Ah yes, the inevitable modern western lens reinterpretation of pre-16th century history widely known for weaving myth into historical record.
Tomoe was the most famous of these figures and she was practically entirely mythical.
Being pedantic, none of these women were samurai anyway. That was a hereditary male title and had land ownership to go with it.
Sure, wives of samurai for example often did have some training to defend themselves, especially with naginatas which were long pole blades that were safe and relatively easy to use, but no, not a single trained female fighter (i'm taking away the 'samurai' distinction and just saying fighters in general to be fair) would have been 'among the fiercest' in a list with male fighters.
In truth if you created a list of the one hundred greatest samurais/warriors/fighters in Japan not a single woman would be on the list.
We don't have to go back through the shrouding veil of history to imagine how good female fighters were vs male contemporaries.

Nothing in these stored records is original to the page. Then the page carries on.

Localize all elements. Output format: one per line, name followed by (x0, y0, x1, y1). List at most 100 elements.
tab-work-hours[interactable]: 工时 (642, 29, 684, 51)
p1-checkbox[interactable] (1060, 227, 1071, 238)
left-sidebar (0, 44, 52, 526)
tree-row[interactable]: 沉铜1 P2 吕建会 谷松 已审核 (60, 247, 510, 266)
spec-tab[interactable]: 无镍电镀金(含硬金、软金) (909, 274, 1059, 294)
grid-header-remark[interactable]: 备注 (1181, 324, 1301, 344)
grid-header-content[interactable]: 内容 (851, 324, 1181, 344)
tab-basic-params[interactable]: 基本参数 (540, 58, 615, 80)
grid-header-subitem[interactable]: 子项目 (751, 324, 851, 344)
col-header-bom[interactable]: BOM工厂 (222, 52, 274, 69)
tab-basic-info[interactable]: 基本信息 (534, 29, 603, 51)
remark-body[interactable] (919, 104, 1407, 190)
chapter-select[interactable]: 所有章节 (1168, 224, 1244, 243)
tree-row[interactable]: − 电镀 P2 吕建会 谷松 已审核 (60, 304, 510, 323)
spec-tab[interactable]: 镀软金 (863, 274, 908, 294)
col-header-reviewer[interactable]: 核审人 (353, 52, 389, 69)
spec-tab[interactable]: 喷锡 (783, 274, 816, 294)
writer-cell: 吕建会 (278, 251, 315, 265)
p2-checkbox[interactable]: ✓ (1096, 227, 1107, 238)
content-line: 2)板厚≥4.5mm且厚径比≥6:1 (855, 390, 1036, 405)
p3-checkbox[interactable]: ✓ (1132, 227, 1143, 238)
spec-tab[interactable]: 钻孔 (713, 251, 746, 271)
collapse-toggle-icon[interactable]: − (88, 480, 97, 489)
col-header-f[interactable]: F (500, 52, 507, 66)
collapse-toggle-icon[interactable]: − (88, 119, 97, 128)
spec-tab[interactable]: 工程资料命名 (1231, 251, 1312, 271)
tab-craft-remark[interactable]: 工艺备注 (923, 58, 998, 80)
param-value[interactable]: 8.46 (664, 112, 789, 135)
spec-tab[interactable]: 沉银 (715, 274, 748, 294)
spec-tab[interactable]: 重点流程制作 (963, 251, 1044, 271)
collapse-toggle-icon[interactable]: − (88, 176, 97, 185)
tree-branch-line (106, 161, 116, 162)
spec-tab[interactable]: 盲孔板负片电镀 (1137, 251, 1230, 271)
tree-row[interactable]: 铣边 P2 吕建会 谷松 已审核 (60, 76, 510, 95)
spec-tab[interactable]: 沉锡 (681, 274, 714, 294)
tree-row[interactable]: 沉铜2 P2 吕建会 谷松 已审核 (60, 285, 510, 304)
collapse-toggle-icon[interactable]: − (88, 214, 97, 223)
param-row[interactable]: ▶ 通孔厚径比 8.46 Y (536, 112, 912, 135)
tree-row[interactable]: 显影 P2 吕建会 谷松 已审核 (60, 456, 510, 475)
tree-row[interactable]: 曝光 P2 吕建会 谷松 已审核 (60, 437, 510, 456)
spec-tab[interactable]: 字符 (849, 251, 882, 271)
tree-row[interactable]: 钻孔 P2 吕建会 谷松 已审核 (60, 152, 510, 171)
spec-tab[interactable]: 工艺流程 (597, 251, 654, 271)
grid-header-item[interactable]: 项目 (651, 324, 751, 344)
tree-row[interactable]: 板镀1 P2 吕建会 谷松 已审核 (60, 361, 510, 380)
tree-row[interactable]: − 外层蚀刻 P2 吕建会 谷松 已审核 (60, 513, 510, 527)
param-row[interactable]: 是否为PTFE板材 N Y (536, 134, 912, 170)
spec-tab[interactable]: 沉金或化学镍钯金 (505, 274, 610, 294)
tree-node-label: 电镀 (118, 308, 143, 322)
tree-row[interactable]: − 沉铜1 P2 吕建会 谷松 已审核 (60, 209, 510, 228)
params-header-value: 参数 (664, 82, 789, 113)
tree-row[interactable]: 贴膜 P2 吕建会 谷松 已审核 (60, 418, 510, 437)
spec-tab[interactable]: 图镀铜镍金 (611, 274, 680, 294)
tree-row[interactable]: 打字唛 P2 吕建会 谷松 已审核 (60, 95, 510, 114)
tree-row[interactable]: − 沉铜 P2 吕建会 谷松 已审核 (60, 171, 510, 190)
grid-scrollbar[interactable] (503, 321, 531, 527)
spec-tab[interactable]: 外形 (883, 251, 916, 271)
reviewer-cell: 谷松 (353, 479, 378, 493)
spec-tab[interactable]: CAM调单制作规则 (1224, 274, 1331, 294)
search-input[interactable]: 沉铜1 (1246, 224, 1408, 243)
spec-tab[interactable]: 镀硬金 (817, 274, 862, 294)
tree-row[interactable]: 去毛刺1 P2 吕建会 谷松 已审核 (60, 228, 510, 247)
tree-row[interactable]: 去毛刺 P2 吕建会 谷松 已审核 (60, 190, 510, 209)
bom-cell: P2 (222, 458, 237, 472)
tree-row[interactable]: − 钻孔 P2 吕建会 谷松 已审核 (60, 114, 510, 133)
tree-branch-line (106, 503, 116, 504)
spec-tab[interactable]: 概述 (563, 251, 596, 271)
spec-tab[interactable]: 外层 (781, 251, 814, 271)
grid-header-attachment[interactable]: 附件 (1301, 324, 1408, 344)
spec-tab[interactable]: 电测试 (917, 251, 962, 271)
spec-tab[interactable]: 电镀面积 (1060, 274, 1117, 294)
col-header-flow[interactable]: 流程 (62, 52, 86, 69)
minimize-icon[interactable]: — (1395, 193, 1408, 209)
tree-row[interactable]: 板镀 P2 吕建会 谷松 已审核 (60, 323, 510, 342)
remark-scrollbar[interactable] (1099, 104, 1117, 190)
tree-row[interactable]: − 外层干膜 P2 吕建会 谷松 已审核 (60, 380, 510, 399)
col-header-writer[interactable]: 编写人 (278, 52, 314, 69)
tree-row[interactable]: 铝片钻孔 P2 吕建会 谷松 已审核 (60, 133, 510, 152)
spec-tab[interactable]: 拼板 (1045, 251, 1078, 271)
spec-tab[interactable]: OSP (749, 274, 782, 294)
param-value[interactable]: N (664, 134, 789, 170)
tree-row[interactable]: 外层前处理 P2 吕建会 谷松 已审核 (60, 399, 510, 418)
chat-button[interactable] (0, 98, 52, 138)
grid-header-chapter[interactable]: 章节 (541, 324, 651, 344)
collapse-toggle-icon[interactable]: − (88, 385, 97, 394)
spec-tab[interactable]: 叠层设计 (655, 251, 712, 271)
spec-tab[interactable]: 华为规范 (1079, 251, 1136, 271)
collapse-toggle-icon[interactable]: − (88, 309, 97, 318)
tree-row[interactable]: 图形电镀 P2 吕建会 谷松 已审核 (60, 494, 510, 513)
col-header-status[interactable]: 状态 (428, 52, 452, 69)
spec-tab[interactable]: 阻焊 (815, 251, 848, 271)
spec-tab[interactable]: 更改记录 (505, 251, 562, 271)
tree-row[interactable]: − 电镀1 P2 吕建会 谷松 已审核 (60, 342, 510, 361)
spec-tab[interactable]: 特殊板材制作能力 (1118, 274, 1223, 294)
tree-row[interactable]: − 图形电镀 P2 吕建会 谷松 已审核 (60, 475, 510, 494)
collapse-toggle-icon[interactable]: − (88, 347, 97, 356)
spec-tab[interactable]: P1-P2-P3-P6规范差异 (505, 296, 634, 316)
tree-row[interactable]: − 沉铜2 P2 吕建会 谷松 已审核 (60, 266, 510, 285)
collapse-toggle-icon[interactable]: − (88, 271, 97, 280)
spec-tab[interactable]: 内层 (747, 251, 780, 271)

Afterall, the best female and male fighters in history literally exist right now; in MMA. Modern sports science and an amalgamation of global training styles have created the best fighters there has ever been in human history.
And top female fighters are far below even middling male fighters in speed, hand eye coordination, durability and power, even at equal weight classes. And this is despite equal access to training and a great social acceptability of female fighters.
It's just not close. The top 100 modern fighters would all be men as well. And the next 100 would all be their male opponents etc etc. A list of the best fighters in ancient times would have been even *more* skewed towards men, since it would have been life or death situations of necessity, instead of optional sporting career paths.
But maybe you think it's an exaggeration on my part to say that not a single female would make a top 100 fighters/warriors list in either modern or ancient times?
Hardly. Just compare measurable records in athletics. Compare 100 meter sprint times for example, female vs male. Top female sprint time is 10.49 seconds:
https://www.alltime-athletics.com/w_100ok.htm
That time wouldn't even make this male list:
https://www.alltime-athletics.com/m_100ok.htm
Literally even the 4032nd fastest man on that list is faster the *fastest* woman ever. That is a massive divide.
And that's just in speed. In strength, the gap is even worse:
https://www.openpowerlifting.org/rankings/by-total that's a list of the top power lifting records, and that includes male and female lifters. It ranks them by their total on the big three lifts (squat + bench + deadlift numbers all added up).
And as you can see if you have the patience to scroll down far enough, the top female power lifter (Sarah Rainbow) doesn't even crack the list until the 8959th spot. Sheesh...she barely makes the top 9000th in a power lifting list.
So no, women aren't some underestimated physical beings that are competitive with men if they just put their minds to it and overcome social constructs. They aren't physically competitive with men at all. Sexual dimorphism between men and women is massive and is as real a fact as gravity.